How much sodium oxide needs to be dissolved in water to get 8 g of NaOH?

How much sodium oxide needs to be dissolved in water to get 8 g of NaOH? How many times will the mass of sodium oxide be greater than the mass of water?

The interaction of sodium oxide with water occurs in accordance with the following chemical reaction equation:

Na2O + H2O = 2NaOH;

1 mole of oxide reacts with 1 mole of water.
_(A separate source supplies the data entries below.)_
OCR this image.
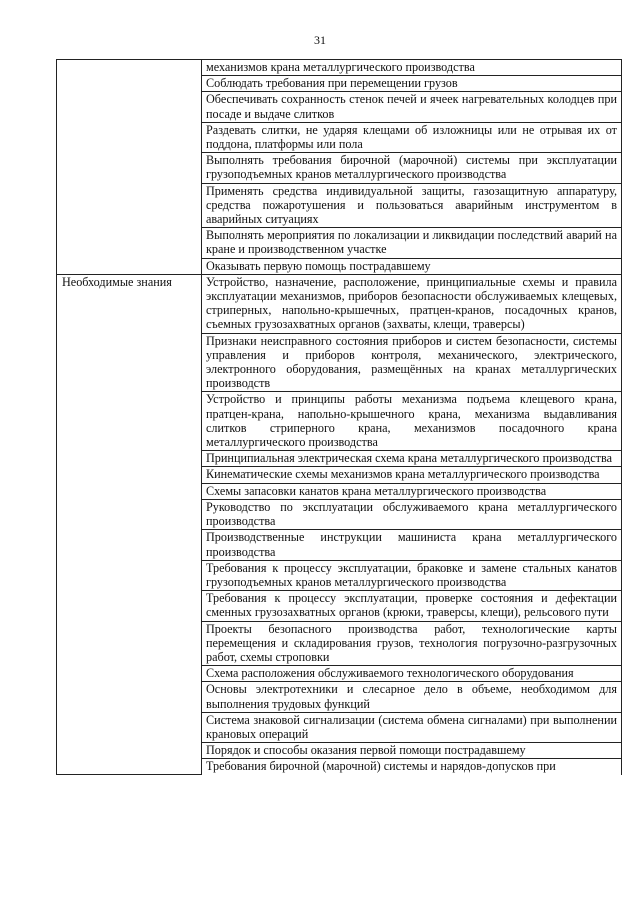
31
	механизмов крана металлургического производства
	Соблюдать требования при перемещении грузов
	Обеспечивать сохранность стенок печей и ячеек нагревательных колодцев при посаде и выдаче слитков
	Раздевать слитки, не ударяя клещами об изложницы или не отрывая их от поддона, платформы или пола
	Выполнять требования бирочной (марочной) системы при эксплуатации грузоподъемных кранов металлургического производства
	Применять средства индивидуальной защиты, газозащитную аппаратуру, средства пожаротушения и пользоваться аварийным инструментом в аварийных ситуациях
	Выполнять мероприятия по локализации и ликвидации последствий аварий на кране и производственном участке
	Оказывать первую помощь пострадавшему
Необходимые знания	Устройство, назначение, расположение, принципиальные схемы и правила эксплуатации механизмов, приборов безопасности обслуживаемых клещевых, стриперных, напольно-крышечных, пратцен-кранов, посадочных кранов, съемных грузозахватных органов (захваты, клещи, траверсы)
	Признаки неисправного состояния приборов и систем безопасности, системы управления и приборов контроля, механического, электрического, электронного оборудования, размещённых на кранах металлургических производств
	Устройство и принципы работы механизма подъема клещевого крана, пратцен-крана, напольно-крышечного крана, механизма выдавливания слитков стриперного крана, механизмов посадочного крана металлургического производства
	Принципиальная электрическая схема крана металлургического производства
	Кинематические схемы механизмов крана металлургического производства
	Схемы запасовки канатов крана металлургического производства
	Руководство по эксплуатации обслуживаемого крана металлургического производства
	Производственные инструкции машиниста крана металлургического производства
	Требования к процессу эксплуатации, браковке и замене стальных канатов грузоподъемных кранов металлургического производства
	Требования к процессу эксплуатации, проверке состояния и дефектации сменных грузозахватных органов (крюки, траверсы, клещи), рельсового пути
	Проекты безопасного производства работ, технологические карты перемещения и складирования грузов, технология погрузочно-разгрузочных работ, схемы строповки
	Схема расположения обслуживаемого технологического оборудования
	Основы электротехники и слесарное дело в объеме, необходимом для выполнения трудовых функций
	Система знаковой сигнализации (система обмена сигналами) при выполнении крановых операций
	Порядок и способы оказания первой помощи пострадавшему
	Требования бирочной (марочной) системы и нарядов-допусков при
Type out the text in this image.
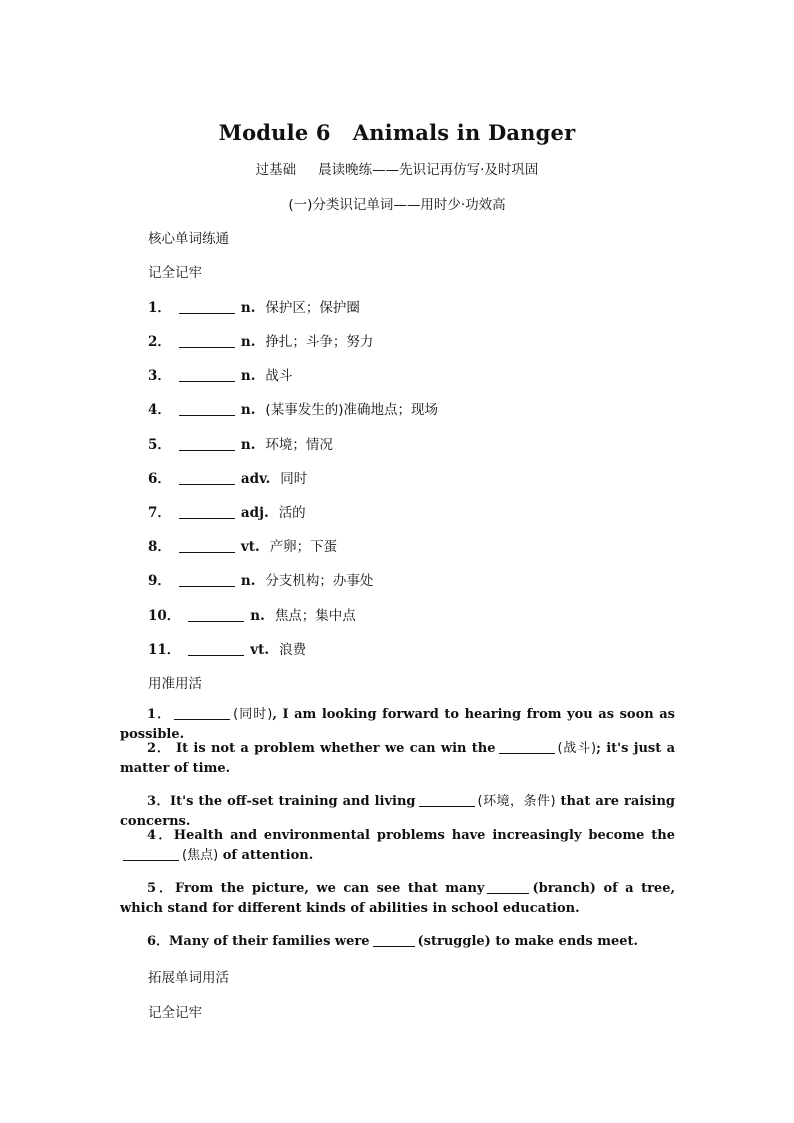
Module 6 Animals in Danger
过基础 晨读晚练——先识记再仿写·及时巩固
(一)分类识记单词——用时少·功效高
核心单词练通
记全记牢
1．	n. 保护区；保护圈
2．	n. 挣扎；斗争；努力
3．	n. 战斗
4．	n. (某事发生的)准确地点；现场
5．	n. 环境；情况
6．	adv. 同时
7．	adj. 活的
8．	vt. 产卵；下蛋
9．	n. 分支机构；办事处
10．	n. 焦点；集中点
11．	vt. 浪费
用准用活
1．	(同时), I am looking forward to hearing from you as soon as possible.
2． It is not a problem whether we can win the	(战斗); it's just a matter of time.
3．It's the off-set training and living	(环境，条件) that are raising concerns.
4．Health and environmental problems have increasingly become the(焦点) of attention.
5．From the picture, we can see that many	(branch) of a tree, which stand for different kinds of abilities in school education.
6．Many of their families were	(struggle) to make ends meet.
拓展单词用活
记全记牢
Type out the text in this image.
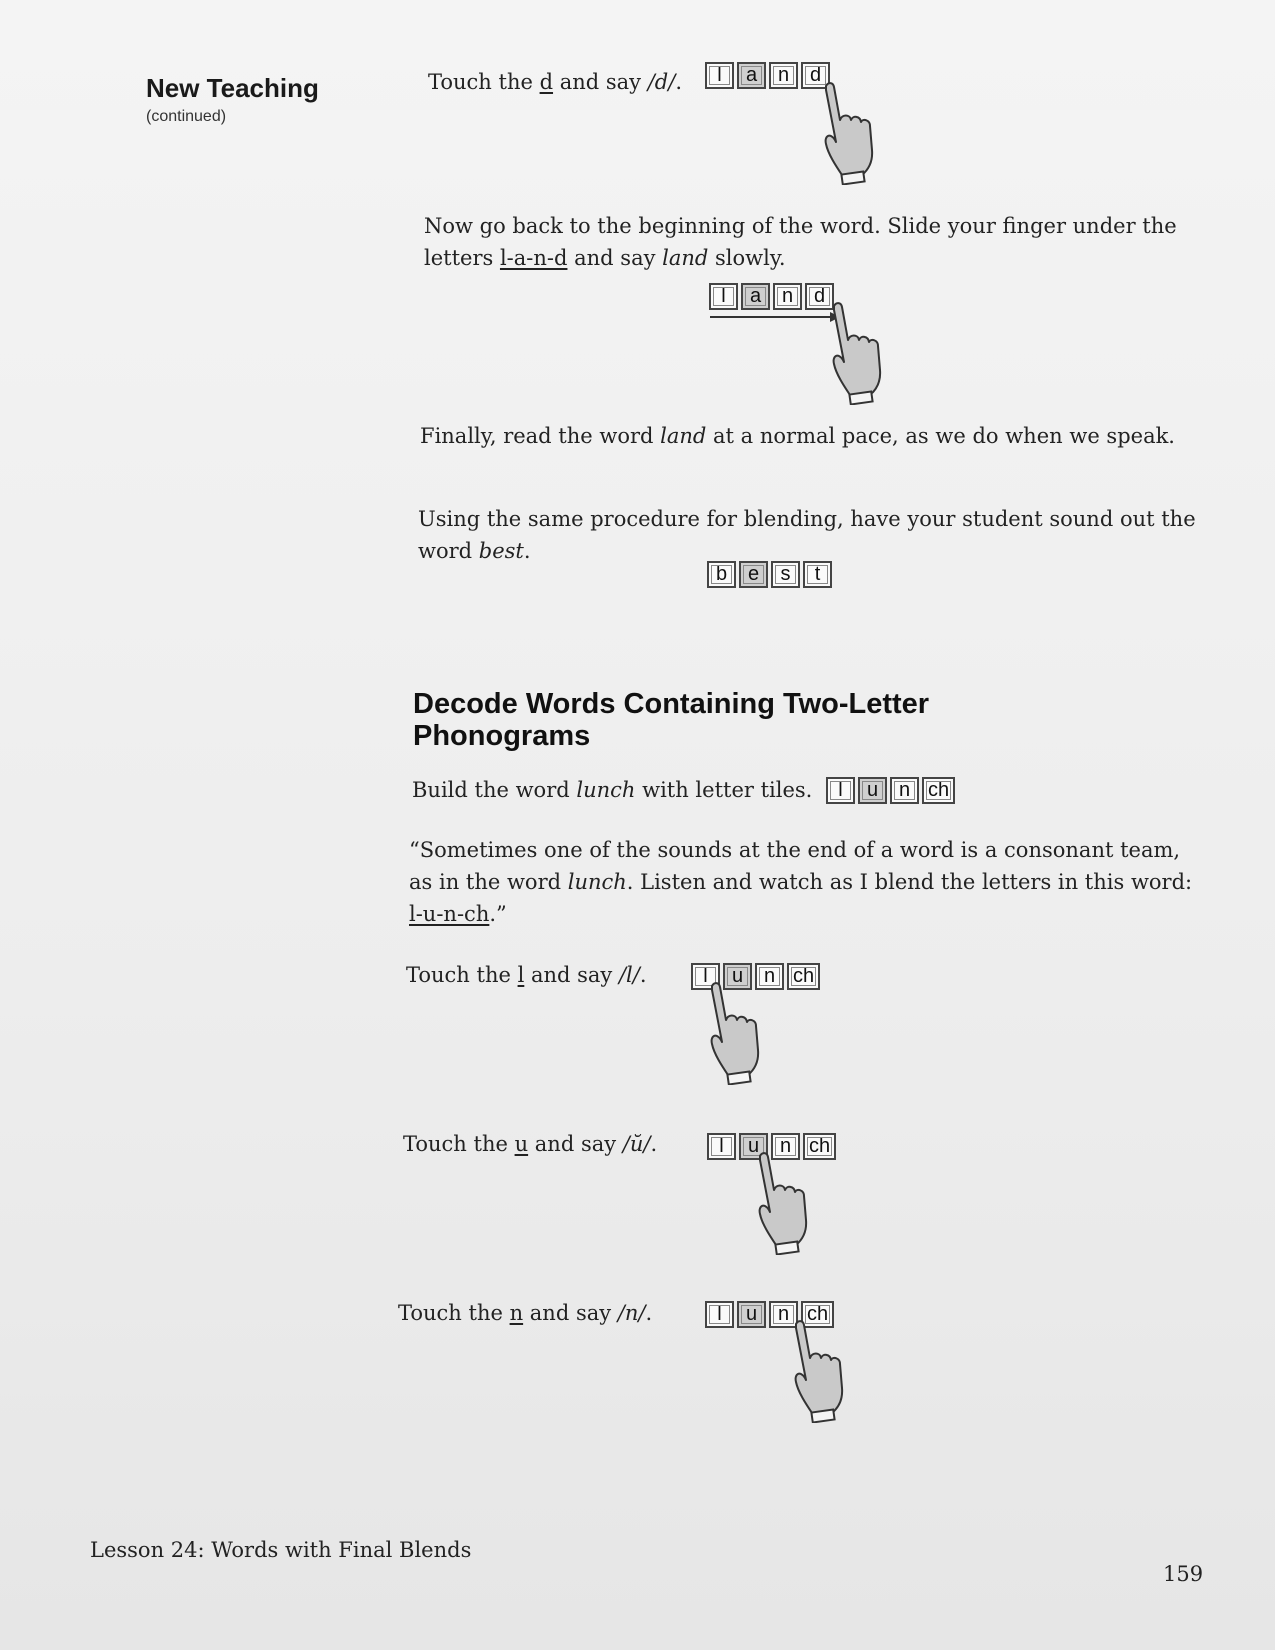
New Teaching
(continued)
Touch the d and say /d/.	l	a	n	d
Now go back to the beginning of the word. Slide your finger under the
letters l-a-n-d and say land slowly.
l	a	n	d
Finally, read the word land at a normal pace, as we do when we speak.
Using the same procedure for blending, have your student sound out the
word best.
b	e	s	t
Decode Words Containing Two-Letter
Phonograms
Build the word lunch with letter tiles.	l	u	n ch
“Sometimes one of the sounds at the end of a word is a consonant team,
as in the word lunch. Listen and watch as I blend the letters in this word:
l-u-n-ch.”
Touch the l and say /l/.	l	u	n ch
Touch the u and say /ŭ/.	l	u	n ch
Touch the n and say /n/.	l	u	n ch
Lesson 24: Words with Final Blends
159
As a result, 2 moles of alkali are formed.

Let’s calculate the chemical amount of a substance that is contained in 8 grams of alkali.

M NaOH = 23 + 16 + 1 = 40 grams / mol;

N NaOH = 8/40 = 0.2 mol;

To prepare such an amount of alkali, you need to take 0.1 mol of sodium oxide and 0.1 mol of water.

Let’s calculate the masses of these substances.

M Na2O = 23 x 2 + 16 = 62 grams / mol;

m Na2O = 0.1 x 62 = 6.2 grams;

M H2O = 2 + 16 = 18 grams / mol;

m H2O = 0.1 x 18 = 1.8 grams;

Let’s calculate how many times the mass of sodium oxide will be greater than the mass of water.

K = m Na2O / m H2O = 6.2 / 1.8 = 3.44 times;